Sonuçta insanoğlunun mantığı mı; yoksa tarihin mantığı mı galip gelecektir?

 Kıbrıs adası var olduğu sürece, bugüne kadar her ne yaşanmışsa; gelecekte de aynen yaşanacaktır!

 Çünkü bu küçücük ada parçasında, medeniyetlerin, dinlerin, milli güçlerin çatışması vardır; halen de yaşanmaktadır. 

 Aslında insanlığın bir türlü kavrayamadığı gerçek, bugüne kadar yaşadığı, sebep olduğu savaşlardan; insanlık onurunun yok edilmesinden, yoksulluktan, açlıktan, kısacası kendi kendini yargılayamamasından doğan, alamadığı/ çıkaramadığı derslerdir!
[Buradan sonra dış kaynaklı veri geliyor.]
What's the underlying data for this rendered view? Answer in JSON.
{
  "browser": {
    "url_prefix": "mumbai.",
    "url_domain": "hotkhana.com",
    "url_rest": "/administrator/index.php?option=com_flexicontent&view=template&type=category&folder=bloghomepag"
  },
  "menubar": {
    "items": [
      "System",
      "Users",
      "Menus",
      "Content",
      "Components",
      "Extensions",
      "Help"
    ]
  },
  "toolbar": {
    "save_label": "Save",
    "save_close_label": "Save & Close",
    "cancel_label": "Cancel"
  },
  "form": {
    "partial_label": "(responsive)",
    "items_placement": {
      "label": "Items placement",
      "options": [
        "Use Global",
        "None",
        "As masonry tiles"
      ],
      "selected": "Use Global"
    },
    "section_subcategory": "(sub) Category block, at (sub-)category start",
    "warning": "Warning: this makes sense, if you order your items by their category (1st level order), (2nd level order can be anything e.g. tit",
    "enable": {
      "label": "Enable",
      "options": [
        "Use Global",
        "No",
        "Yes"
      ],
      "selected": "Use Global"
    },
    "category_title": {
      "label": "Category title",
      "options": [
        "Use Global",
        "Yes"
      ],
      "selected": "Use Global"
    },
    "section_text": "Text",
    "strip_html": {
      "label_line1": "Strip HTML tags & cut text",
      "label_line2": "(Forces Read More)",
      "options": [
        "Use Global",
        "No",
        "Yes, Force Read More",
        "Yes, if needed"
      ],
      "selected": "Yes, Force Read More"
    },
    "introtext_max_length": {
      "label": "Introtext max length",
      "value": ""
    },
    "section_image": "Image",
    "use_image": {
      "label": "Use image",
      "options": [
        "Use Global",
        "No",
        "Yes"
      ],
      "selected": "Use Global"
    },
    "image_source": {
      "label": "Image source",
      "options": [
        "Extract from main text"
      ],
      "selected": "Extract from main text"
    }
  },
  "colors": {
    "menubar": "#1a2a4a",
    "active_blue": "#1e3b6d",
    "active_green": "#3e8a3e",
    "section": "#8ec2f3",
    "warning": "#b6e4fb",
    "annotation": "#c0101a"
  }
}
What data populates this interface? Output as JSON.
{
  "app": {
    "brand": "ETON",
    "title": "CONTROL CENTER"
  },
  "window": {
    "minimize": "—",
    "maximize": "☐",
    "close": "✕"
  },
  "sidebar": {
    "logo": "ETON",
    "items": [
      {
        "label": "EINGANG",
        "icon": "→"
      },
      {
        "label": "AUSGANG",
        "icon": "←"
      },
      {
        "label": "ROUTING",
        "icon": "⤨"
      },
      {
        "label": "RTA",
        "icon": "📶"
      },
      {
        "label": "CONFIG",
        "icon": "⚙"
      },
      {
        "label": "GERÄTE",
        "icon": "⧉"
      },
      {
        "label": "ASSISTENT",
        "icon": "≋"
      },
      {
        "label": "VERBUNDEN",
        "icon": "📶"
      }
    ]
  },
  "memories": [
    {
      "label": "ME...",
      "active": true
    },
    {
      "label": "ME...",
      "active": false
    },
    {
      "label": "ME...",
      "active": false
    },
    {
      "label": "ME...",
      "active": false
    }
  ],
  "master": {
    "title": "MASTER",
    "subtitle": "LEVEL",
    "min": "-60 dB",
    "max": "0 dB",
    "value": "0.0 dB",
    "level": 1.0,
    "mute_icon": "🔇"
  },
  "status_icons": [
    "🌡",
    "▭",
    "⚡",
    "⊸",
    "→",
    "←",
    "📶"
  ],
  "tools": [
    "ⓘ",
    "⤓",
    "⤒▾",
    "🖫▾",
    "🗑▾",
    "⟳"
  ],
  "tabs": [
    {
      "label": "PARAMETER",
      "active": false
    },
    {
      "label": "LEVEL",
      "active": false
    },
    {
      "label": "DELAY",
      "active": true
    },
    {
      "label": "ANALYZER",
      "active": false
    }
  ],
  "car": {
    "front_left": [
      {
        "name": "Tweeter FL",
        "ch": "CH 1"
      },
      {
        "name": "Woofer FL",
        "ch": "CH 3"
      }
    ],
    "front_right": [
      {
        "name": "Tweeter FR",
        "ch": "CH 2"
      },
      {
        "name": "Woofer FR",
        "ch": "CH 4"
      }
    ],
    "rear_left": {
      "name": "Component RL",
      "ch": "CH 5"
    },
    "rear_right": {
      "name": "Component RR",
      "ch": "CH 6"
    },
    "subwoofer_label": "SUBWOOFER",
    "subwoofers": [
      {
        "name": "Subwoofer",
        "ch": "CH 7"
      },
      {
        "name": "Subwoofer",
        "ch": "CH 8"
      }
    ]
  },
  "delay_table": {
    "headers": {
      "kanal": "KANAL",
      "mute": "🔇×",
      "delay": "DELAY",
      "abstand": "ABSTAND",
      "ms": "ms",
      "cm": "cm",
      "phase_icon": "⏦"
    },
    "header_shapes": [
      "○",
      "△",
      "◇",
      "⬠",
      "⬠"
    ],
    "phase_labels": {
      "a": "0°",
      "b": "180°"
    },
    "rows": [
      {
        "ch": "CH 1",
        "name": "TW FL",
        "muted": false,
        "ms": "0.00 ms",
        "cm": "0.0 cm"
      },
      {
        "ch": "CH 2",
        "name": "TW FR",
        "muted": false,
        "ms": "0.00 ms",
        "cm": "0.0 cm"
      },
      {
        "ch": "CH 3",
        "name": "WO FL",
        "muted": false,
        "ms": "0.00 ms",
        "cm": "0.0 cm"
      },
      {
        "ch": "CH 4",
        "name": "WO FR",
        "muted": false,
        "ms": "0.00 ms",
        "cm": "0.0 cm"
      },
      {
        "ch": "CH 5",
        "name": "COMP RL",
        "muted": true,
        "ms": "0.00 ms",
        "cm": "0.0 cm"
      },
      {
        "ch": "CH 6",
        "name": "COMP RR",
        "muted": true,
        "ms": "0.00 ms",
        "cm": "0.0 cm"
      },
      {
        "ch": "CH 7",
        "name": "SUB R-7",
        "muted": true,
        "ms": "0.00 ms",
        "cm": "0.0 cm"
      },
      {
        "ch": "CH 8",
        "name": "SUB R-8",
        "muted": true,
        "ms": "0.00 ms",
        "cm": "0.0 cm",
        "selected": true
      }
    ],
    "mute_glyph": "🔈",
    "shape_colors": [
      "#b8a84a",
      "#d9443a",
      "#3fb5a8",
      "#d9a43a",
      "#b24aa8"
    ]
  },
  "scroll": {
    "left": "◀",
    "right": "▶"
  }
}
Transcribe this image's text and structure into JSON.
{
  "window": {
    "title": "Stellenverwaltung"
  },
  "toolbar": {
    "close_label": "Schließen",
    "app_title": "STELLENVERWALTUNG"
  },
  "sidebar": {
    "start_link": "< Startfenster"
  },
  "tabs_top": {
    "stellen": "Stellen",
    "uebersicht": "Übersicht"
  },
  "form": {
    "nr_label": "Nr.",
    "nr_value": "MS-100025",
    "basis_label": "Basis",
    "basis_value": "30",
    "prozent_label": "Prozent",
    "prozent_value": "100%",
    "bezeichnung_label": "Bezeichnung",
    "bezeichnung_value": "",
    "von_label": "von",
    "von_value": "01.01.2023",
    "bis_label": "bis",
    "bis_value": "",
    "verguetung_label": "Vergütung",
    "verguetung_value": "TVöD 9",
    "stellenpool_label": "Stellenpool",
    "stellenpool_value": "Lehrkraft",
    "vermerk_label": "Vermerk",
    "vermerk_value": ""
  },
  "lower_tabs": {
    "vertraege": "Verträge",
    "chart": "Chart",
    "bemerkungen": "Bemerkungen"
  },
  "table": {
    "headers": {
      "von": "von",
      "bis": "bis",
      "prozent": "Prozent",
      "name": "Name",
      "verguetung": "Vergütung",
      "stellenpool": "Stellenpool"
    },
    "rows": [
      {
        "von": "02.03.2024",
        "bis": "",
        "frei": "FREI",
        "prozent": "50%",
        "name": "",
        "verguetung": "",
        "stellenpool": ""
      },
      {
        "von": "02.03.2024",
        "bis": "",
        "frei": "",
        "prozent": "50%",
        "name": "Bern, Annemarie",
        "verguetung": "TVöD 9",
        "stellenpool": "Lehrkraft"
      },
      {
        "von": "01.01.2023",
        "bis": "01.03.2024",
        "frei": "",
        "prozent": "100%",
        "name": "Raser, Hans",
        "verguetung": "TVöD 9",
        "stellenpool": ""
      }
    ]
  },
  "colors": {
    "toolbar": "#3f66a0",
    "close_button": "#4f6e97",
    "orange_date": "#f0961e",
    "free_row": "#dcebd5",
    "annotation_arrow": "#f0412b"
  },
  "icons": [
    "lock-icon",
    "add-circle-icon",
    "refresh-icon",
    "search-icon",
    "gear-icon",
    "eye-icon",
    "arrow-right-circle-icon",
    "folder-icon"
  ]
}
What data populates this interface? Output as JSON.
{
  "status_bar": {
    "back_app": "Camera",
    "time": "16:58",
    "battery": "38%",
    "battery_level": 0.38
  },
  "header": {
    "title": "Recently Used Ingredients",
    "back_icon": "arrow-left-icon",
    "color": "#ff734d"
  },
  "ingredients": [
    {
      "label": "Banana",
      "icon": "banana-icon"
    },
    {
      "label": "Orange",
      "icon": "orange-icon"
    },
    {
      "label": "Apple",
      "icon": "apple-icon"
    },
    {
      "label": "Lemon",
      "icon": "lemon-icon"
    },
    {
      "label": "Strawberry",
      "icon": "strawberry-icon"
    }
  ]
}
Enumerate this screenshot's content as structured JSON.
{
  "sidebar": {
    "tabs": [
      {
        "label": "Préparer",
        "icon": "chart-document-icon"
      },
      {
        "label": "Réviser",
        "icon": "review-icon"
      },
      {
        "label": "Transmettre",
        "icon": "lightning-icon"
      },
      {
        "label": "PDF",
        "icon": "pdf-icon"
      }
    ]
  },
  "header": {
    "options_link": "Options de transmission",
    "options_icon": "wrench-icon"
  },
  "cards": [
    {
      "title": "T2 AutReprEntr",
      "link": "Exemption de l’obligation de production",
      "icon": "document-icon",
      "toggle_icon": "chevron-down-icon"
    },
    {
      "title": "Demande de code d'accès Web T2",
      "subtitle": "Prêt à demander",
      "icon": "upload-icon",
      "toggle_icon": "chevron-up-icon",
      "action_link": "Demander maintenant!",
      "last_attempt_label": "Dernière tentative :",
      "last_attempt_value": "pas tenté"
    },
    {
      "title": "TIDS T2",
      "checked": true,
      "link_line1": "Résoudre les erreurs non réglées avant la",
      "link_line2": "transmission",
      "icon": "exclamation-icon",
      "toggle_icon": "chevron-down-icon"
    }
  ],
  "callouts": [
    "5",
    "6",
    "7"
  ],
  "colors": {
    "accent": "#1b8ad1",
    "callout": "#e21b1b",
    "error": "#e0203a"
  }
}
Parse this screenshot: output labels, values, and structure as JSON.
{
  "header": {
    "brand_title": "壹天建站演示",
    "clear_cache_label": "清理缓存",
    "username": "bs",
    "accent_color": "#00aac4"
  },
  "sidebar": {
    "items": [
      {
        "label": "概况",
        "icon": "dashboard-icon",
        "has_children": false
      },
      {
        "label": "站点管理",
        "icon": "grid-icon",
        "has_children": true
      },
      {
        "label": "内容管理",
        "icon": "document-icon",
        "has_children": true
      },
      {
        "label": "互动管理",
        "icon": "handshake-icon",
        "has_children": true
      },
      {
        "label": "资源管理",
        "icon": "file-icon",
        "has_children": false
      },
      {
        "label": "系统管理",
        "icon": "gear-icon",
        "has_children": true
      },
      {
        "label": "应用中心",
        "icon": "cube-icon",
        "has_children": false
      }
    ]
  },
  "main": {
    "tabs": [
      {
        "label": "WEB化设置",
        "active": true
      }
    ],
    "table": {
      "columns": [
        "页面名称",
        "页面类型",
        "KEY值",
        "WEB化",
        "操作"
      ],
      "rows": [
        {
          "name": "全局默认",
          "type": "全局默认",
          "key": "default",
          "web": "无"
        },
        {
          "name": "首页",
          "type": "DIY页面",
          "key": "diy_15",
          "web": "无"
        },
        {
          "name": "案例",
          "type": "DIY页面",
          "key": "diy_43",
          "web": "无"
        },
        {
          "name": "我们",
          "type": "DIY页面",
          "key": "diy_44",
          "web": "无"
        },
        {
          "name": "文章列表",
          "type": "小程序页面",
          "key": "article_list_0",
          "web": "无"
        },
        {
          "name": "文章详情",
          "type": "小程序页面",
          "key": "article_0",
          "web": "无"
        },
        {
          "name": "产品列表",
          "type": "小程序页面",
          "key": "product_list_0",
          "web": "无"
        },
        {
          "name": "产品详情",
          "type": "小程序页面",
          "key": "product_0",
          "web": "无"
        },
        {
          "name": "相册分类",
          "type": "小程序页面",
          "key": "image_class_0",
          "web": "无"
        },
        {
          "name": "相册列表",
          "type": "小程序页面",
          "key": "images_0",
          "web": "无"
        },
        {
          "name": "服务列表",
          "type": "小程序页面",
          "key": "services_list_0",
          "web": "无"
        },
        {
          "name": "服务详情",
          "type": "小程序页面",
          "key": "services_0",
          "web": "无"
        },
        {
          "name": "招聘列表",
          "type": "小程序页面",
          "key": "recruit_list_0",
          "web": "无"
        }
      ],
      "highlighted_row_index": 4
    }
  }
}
 Yine çok uzaklardan derin bir ses geliyor! 

 Bu; Anadolu’nun yanık sesine benzeyen bir ağıt sanki…

 Gittikçe kuvvetlenen bu tok ses, Beşparmaklardan esen rüzgârın sesiyle birleşerek, unutulan bir makamın, o makamın çoktandır söylenmeyen dizelerini hatırlatıyor bu Gazi Topraklara: ‘’Mehmet’tir adım/ Bilinir şanım/Helal olsun bu vatana, kanım/ Sen hakkını helal et al bayrağım/ Bu can sana feda olsun vatanım.’’

             Biz, Albay Karaoğlanoğlu!

             Biz, Üsteğmen Tombul!

             Biz, Er Çelik!

             Biz, Çavuş Ceylan!

             Biz, Yarbay Kuru!

             Biz, Mohaç’ız!

             Biz, Kosavayız!

             Biz, Çanakkale’yiz!

             Biz, Dumlupınar’ız!

             Biz, Sakarya’yız!

             Biz, Anadolu’yuz!

             Biz, KIBRIS’IZ

             Biz, Mehmetçik’iz!

             Biz, Harbiyeliyiz!

             Bizler, Milletin ta kendisiyiz!

             Biz, Milletiz!

 Bizleri ümmetlikten kurtararak millet yapan Büyük Atatürk’ün ve bu kutsal vatanın yılmaz bekçileriyiz.

 İçimizden bazıları gaflet ve delalet ve hatta ihanet içinde bulunabilirler! Ama bunun çaresi damarlarımızdaki asil kanda mevcuttur…’’ (Bk. Elveda Kıbrıs Ama Bir Gün Mutlaka, Atilla Çilingir-2006)

 Onun içindir ki Türk Milleti en sıkışık olduğu dönemlerde çepeçevre düşman işgali altında dahi pes etmeden vatan bellediği topraklardan asla vazgeçmemiş, düşmanını yenilgiye uğratarak Ay Yıldızlı Bayrağımızın altında hür ve egemen yaşamanın onurunu yaşamaya devam etmiştir. 

 Milletimizin ayrılmaz bir parçası olan Kıbrıs Türk Halkı da yaşanan bu kritik günlerden yüzünün akı ile çıkmasını başaracak kararlılıktadır, güçtedir.